How to choose the best type of personal loan for you

When evaluating lenders, consider these questions:

  • What rates and terms are offered?
  • How quickly can my loan be funded?
  • Are there origination or early repayment fees?
  • What terms does the lender offer?
  • Are there good customer reviews?
  • When are customer support representatives available?
  • Is there a mobile app?

A personal loan could be a good fit if you need a specific amount to cover a large, one-time expense. A line of credit — or even a credit card — may be ideal if you want the flexibility to borrow funds when you need them.

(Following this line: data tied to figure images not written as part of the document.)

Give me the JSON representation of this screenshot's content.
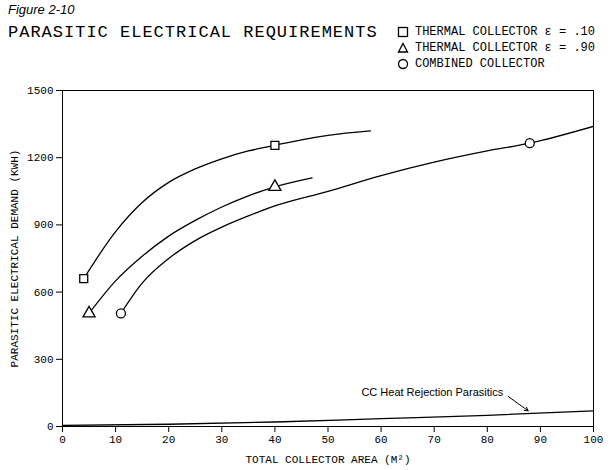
{
  "chart_data": {
    "type": "line",
    "figure_label": "Figure 2-10",
    "title": "PARASITIC ELECTRICAL REQUIREMENTS",
    "x_label": "TOTAL COLLECTOR AREA (M²)",
    "y_label": "PARASITIC ELECTRICAL DEMAND (KWH)",
    "xlim": [
      0,
      100
    ],
    "xticks": [
      0,
      10,
      20,
      30,
      40,
      50,
      60,
      70,
      80,
      90,
      100
    ],
    "ylim": [
      0,
      1500
    ],
    "yticks": [
      0,
      300,
      600,
      900,
      1200,
      1500
    ],
    "grid": false,
    "legend": "top-right",
    "series": [
      {
        "name": "THERMAL COLLECTOR ε = .10",
        "color": "#000000",
        "marker": "square",
        "marker_x": [
          4,
          40
        ],
        "x": [
          4,
          10,
          15,
          20,
          25,
          30,
          35,
          40,
          45,
          50,
          58
        ],
        "values": [
          660,
          870,
          1000,
          1090,
          1150,
          1195,
          1230,
          1255,
          1280,
          1300,
          1320
        ]
      },
      {
        "name": "THERMAL COLLECTOR ε = .90",
        "color": "#000000",
        "marker": "triangle",
        "marker_x": [
          5,
          40
        ],
        "x": [
          5,
          10,
          15,
          20,
          25,
          30,
          35,
          40,
          47
        ],
        "values": [
          505,
          650,
          760,
          850,
          920,
          980,
          1030,
          1070,
          1110
        ]
      },
      {
        "name": "COMBINED COLLECTOR",
        "color": "#000000",
        "marker": "circle",
        "marker_x": [
          11,
          88
        ],
        "x": [
          11,
          15,
          20,
          25,
          30,
          35,
          40,
          50,
          60,
          70,
          80,
          88,
          100
        ],
        "values": [
          505,
          640,
          750,
          830,
          890,
          940,
          985,
          1050,
          1120,
          1180,
          1230,
          1265,
          1340
        ]
      },
      {
        "name": "CC Heat Rejection Parasitics",
        "color": "#000000",
        "label_x": 83,
        "label_y": 150,
        "arrow_x": 88,
        "arrow_y": 65,
        "x": [
          0,
          20,
          40,
          60,
          80,
          100
        ],
        "values": [
          5,
          10,
          20,
          35,
          50,
          70
        ]
      }
    ]
  }
}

Pros and cons of getting a personal loan

A personal loan will last years, so carefully consider the benefits and drawbacks before you apply.

Pros

  • Flexible use: Most personal loans can be used however you see fit. Some lenders impose restrictions on how you can spend your funds, so it’s best to read the fine print to avoid issues.
  • Fast funding times: Many lenders disburse loan proceeds in just a few business days following approval. And it could be as soon as 24 hours if you apply with an online lender.
  • Borrowing costs: You’ll likely spend far less in interest on a personal loan than you would with a credit card. The average personal loan rate is 10.82 percent. A credit card has an average interest rate of 20.11 percent.

Cons

  • Fees: Some lenders charge origination fees and early repayment penalties. Although lenders are required to be upfront about these — and other — fees, they can add up and make your loan significantly more expensive.
  • High interest rates: If you have a lower credit score, expect a higher interest rate as the most competitive terms are generally reserved for borrowers with good or excellent credit. There are still some bad credit loans worth considering, but it may make more sense to improve your credit score first.
  • Negative credit consequences: Lenders report payment history to the credit bureaus. If you encounter financial hardship and are unable to make on-time payments, your credit score will likely take a hit if the loan reaches 30 or more days past due.

Bottom line

There are several types of personal loans to choose from, and each has its own benefits and drawbacks. Understand how personal loans work and what to expect before applying. And evaluate lenders carefully to ensure you select the ideal personal loan product for you.